Directed By: Sabbir Khan
Produced By: Viki Rajani, Sunil Lulla
Cast: Tiger Shroff, Nidhhi Agerwal, Nawazuddin Siddiqui, Ronit Roy
Duration: 2 hours 20 minutes
Bollywood Bubble Rating: 2/5
“I don’t really care about the padding around me. It’s the script and my character that matter,” said Tiger Shroff in one of his interviews, when he was asked about working with fresh actresses. Half an hour into ‘Munna Michael’, and you understand it is all about exalting his ambitions, ornamenting his journey from an abandoned newborn to a dancing star and glorifying his selflessness.
Sabbir Khan begins his story with Michael (Ronit Roy), a dancer in the 90s who eventually runs out of his charm as he ages, and is thrown out of the business. One rainy night, he happens to rescue Munna (Tiger Shroff) and the kid becomes the bane of his life. While Michael doesn’t want his son to undergo the same humiliation like he did, Munna eats, sleeps and breathes dance. Amid inescapable circumstances, Munna is forced to leave Mumbai, but he never gives up on his dream. In due course of time, he meets Mahinder (Nawazuddin Siddiqui), a hotelier (and an interestingly emotional gunda) from Delhi who pleads Munna to teach him dance. Meanwhile enters starlet Nidhhi Agerwal aka Dolly, a woman stuck at a Delhi hotel as a dancer but aims to be a dancing star one day. With her killer moves and mesmerising looks, Dolly has successfully captured Mahinder’s heart. But how to impress her back?
There begins the story. We initially are quite intrigued at the multi-angular equation that’s cooking up. But in no time. It turns insipid.
This one is a routine Tiger Shroff film, with fight sequences, songs and dance in regular interludes. While Tiger dances like a reverie and even masters high-octane action sequences, the commercially challenged audience wouldn’t churn out much from this film. Tiger (who frequently boasts, ‘Munna jhagda nahi karta, Munna sirf peetta hai) himself does more and acts less. But then, with him in a film, filmmakers seldom looked for a heavily impactful story. In fact, what hurts is how they make desperate attempts to fetch traits from other characters to glorify the protagonist.
Nidhhi Agerwal, the Bengaluru girl who defeated a several hundreds to get through the film, is a pleasure to look at and sways prettily. But thanks to ‘Munna Michael’ paying all its heed to Tiger and his dilemma, Nidhhi ends up being just an additional character. Dolly is a woman who runs away from her home to chase her dreams, ends up being a dancer in a hotel, is lured by expensive gifts and flats and falls in love at a wrong time.
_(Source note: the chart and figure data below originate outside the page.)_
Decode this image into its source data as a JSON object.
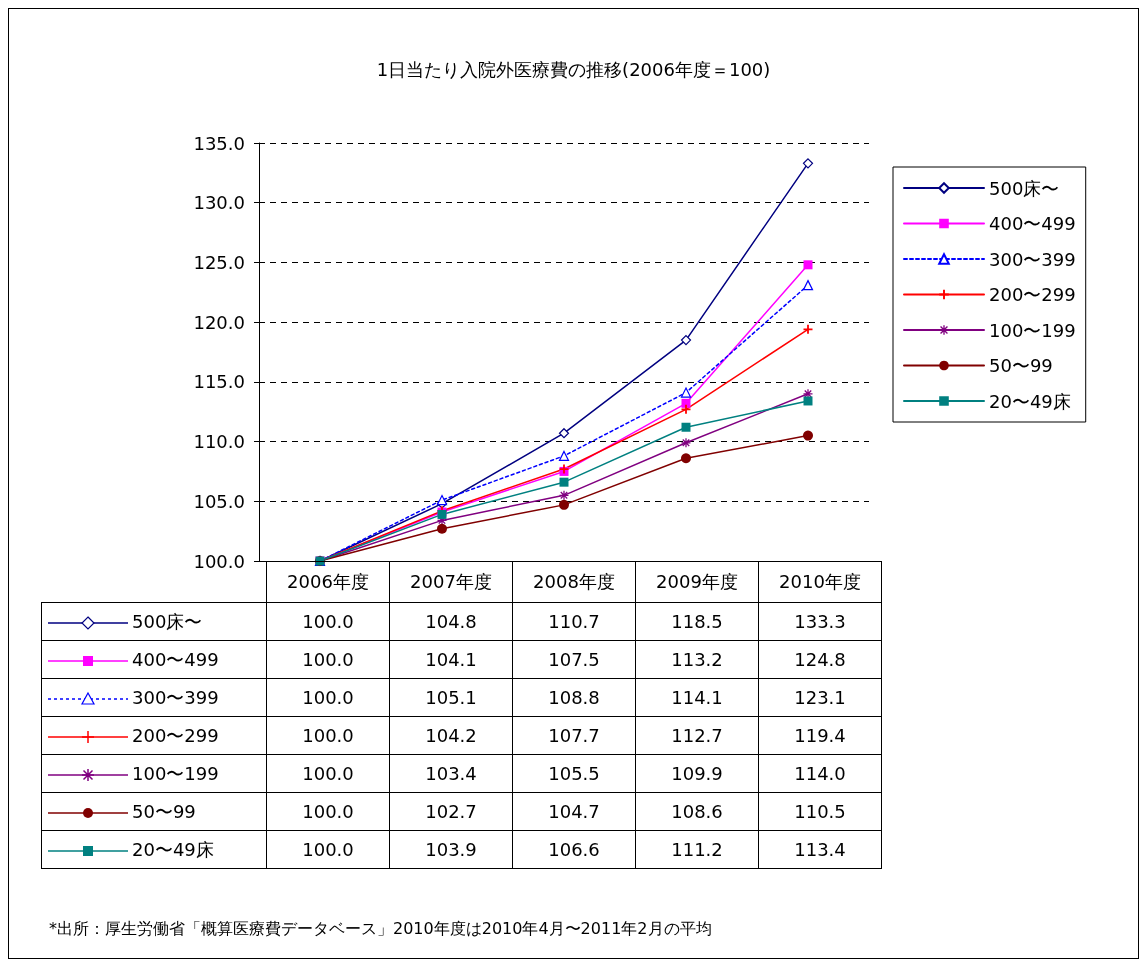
{
  "chart_data": {
    "type": "line",
    "title": "1日当たり入院外医療費の推移(2006年度＝100)",
    "categories": [
      "2006年度",
      "2007年度",
      "2008年度",
      "2009年度",
      "2010年度"
    ],
    "series": [
      {
        "name": "500床〜",
        "color": "#000080",
        "marker": "diamond",
        "line_style": "solid",
        "values": [
          100.0,
          104.8,
          110.7,
          118.5,
          133.3
        ],
        "value_labels": [
          "100.0",
          "104.8",
          "110.7",
          "118.5",
          "133.3"
        ]
      },
      {
        "name": "400〜499",
        "color": "#ff00ff",
        "marker": "square",
        "line_style": "solid",
        "values": [
          100.0,
          104.1,
          107.5,
          113.2,
          124.8
        ],
        "value_labels": [
          "100.0",
          "104.1",
          "107.5",
          "113.2",
          "124.8"
        ]
      },
      {
        "name": "300〜399",
        "color": "#0000ff",
        "marker": "triangle",
        "line_style": "dotted",
        "values": [
          100.0,
          105.1,
          108.8,
          114.1,
          123.1
        ],
        "value_labels": [
          "100.0",
          "105.1",
          "108.8",
          "114.1",
          "123.1"
        ]
      },
      {
        "name": "200〜299",
        "color": "#ff0000",
        "marker": "cross",
        "line_style": "solid",
        "values": [
          100.0,
          104.2,
          107.7,
          112.7,
          119.4
        ],
        "value_labels": [
          "100.0",
          "104.2",
          "107.7",
          "112.7",
          "119.4"
        ]
      },
      {
        "name": "100〜199",
        "color": "#800080",
        "marker": "star",
        "line_style": "solid",
        "values": [
          100.0,
          103.4,
          105.5,
          109.9,
          114.0
        ],
        "value_labels": [
          "100.0",
          "103.4",
          "105.5",
          "109.9",
          "114.0"
        ]
      },
      {
        "name": "50〜99",
        "color": "#800000",
        "marker": "circle",
        "line_style": "solid",
        "values": [
          100.0,
          102.7,
          104.7,
          108.6,
          110.5
        ],
        "value_labels": [
          "100.0",
          "102.7",
          "104.7",
          "108.6",
          "110.5"
        ]
      },
      {
        "name": "20〜49床",
        "color": "#008080",
        "marker": "square",
        "line_style": "solid",
        "values": [
          100.0,
          103.9,
          106.6,
          111.2,
          113.4
        ],
        "value_labels": [
          "100.0",
          "103.9",
          "106.6",
          "111.2",
          "113.4"
        ]
      }
    ],
    "ylim": [
      100,
      135
    ],
    "yticks": [
      {
        "value": 100,
        "label": "100.0"
      },
      {
        "value": 105,
        "label": "105.0"
      },
      {
        "value": 110,
        "label": "110.0"
      },
      {
        "value": 115,
        "label": "115.0"
      },
      {
        "value": 120,
        "label": "120.0"
      },
      {
        "value": 125,
        "label": "125.0"
      },
      {
        "value": 130,
        "label": "130.0"
      },
      {
        "value": 135,
        "label": "135.0"
      }
    ],
    "grid": "y",
    "legend": "right",
    "annotations": [
      "*出所：厚生労働省「概算医療費データベース」2010年度は2010年4月〜2011年2月の平均"
    ]
  }
}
If only treated with apt gravity, hers could be a major takeaway from the film. Nawazuddin Siddiqui acts his best, although isn’t just convincing enough as the unfeeling land mafia. We, however, never thought he would shake a leg with swag, and it was an absolute delight. The one who truly makes a mark in a brief role and few dialogues is Pankaj Tripathi. This time, not at all taken aback by Ronit Roy.
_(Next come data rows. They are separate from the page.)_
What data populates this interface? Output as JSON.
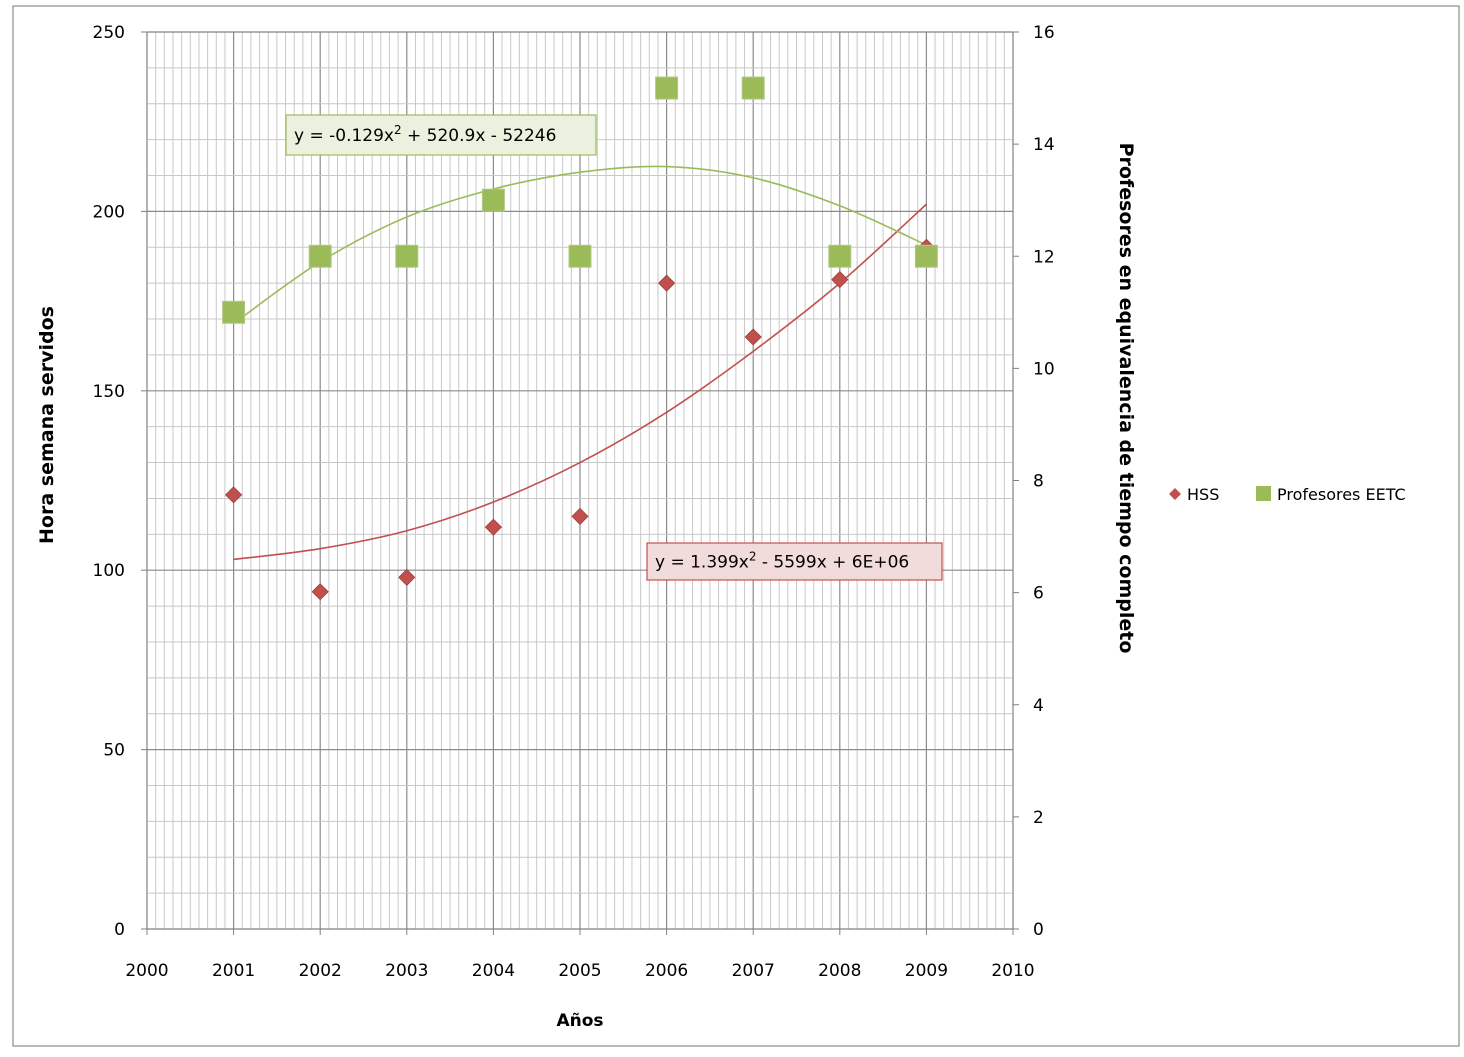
{
  "chart_data": {
    "type": "scatter",
    "title": "",
    "xlabel": "Años",
    "ylabel": "Hora semana servidos",
    "y2label": "Profesores en equivalencia de tiempo completo",
    "xlim": [
      2000,
      2010
    ],
    "ylim": [
      0,
      250
    ],
    "y2lim": [
      0,
      16
    ],
    "x_ticks": [
      "2000",
      "2001",
      "2002",
      "2003",
      "2004",
      "2005",
      "2006",
      "2007",
      "2008",
      "2009",
      "2010"
    ],
    "y_ticks": [
      "0",
      "50",
      "100",
      "150",
      "200",
      "250"
    ],
    "y2_ticks": [
      "0",
      "2",
      "4",
      "6",
      "8",
      "10",
      "12",
      "14",
      "16"
    ],
    "grid": true,
    "legend_position": "right",
    "series": [
      {
        "name": "HSS",
        "axis": "left",
        "marker": "diamond",
        "color": "#c0504d",
        "x": [
          2001,
          2002,
          2003,
          2004,
          2005,
          2006,
          2007,
          2008,
          2009
        ],
        "values": [
          121,
          94,
          98,
          112,
          115,
          180,
          165,
          181,
          190
        ]
      },
      {
        "name": "Profesores EETC",
        "axis": "right",
        "marker": "square",
        "color": "#9bbb59",
        "x": [
          2001,
          2002,
          2003,
          2004,
          2005,
          2006,
          2007,
          2008,
          2009
        ],
        "values": [
          11,
          12,
          12,
          13,
          12,
          15,
          15,
          12,
          12
        ]
      }
    ],
    "trendlines": [
      {
        "series": "HSS",
        "axis": "left",
        "color": "#c0504d",
        "label_prefix": "y = 1.399x",
        "label_exp": "2",
        "label_suffix": " - 5599x + 6E+06",
        "label_bg": "#f2dcdb",
        "points": [
          [
            2001,
            103
          ],
          [
            2002,
            106
          ],
          [
            2003,
            111
          ],
          [
            2004,
            119
          ],
          [
            2005,
            130
          ],
          [
            2006,
            144
          ],
          [
            2007,
            161
          ],
          [
            2008,
            180
          ],
          [
            2009,
            202
          ]
        ]
      },
      {
        "series": "Profesores EETC",
        "axis": "right",
        "color": "#9bbb59",
        "label_prefix": "y = -0.129x",
        "label_exp": "2",
        "label_suffix": " + 520.9x - 52246",
        "label_bg": "#ebf1de",
        "points": [
          [
            2001,
            10.8
          ],
          [
            2002,
            11.9
          ],
          [
            2003,
            12.7
          ],
          [
            2004,
            13.2
          ],
          [
            2005,
            13.5
          ],
          [
            2006,
            13.6
          ],
          [
            2007,
            13.4
          ],
          [
            2008,
            12.9
          ],
          [
            2009,
            12.2
          ]
        ]
      }
    ]
  }
}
Further, the film makes way for numerous unresolved questions and takes some absurd cinematic liberty to connect the dots. Dancing through hours with a bullet inside your thigh or making prank calls to an airline to delay a flight are not tricks that the audience of 2017 would happily buy! We can’t mark it above average in terms of production values. The story is woven amid workable cinematography and average music.
Sabbir Khan is evidently not willing to shift his genre and hence, comfortably sticks to mediocre intelligence with ‘Munna Michael’. This one would definitely tap fans of Tiger Shroff and even the ones into dance. But for the rest, it might just turn you off!